Unfortunately, Li Shimin, Du Ruhui, Fang Xuanling and others did not know how to drink.
Hou Junji and Xu Luoren, two warriors, also specifically asked the maid who made tea to add milk.
Li Yi was at ease.
You have your milk tea, and I have my green tea.
"I used to travel around the world with my master and was used to drinking this kind of brewed loose tea. It only has the original flavor of tea, clear green leaves, beautiful shape, color, fragrance and rich taste."
"Since Wuyi likes to drink loose tea, you can take a few pounds back to drink later." Du Ruhui said generously.
Tea room,
The Qin Palace's treasurer Zhenpilou Wuche came in and stood before Li Shimin. "Your Highness, we have found some clues about the missing villagers of Luojiabao."
"speak,"
"We've found that Luo Tuzi and his family from Luojiabao are now in Jiangjunying Village at the head of Shenheyuan."
"Have you found out who took them away?"
Pilou Wuche glanced at Li Yi and continued, "He is an external manager of the Jingzhao Wei family's official house."

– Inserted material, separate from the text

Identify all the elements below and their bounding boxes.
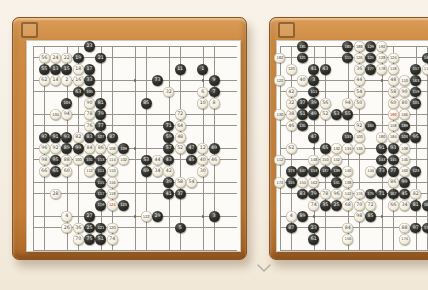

The Jingzhao Wei clan was a prosperous and diverse clan with at least nine major branches, known as the Nine Dukes of the Wei clan. Among them, the Xun Gong branch descended from Wei Xiaokuan, the Grand Marshal, Supreme General, and Duke of Yun of the Northern Zhou Dynasty. Therefore, descendants of the Xun Gong branch were known as the Yun Gong branch. Wei Xiaokuan was the younger brother of Wei Xiaokuan, Duke of Xiaoyao. Both the Xiaoyao and Xun Gong branches were descended from the Dongjuan branch.
"How dare you," Li Shimin snorted, then turned to Li Yi and said, "Wuyi, the missing villagers in your village have been found."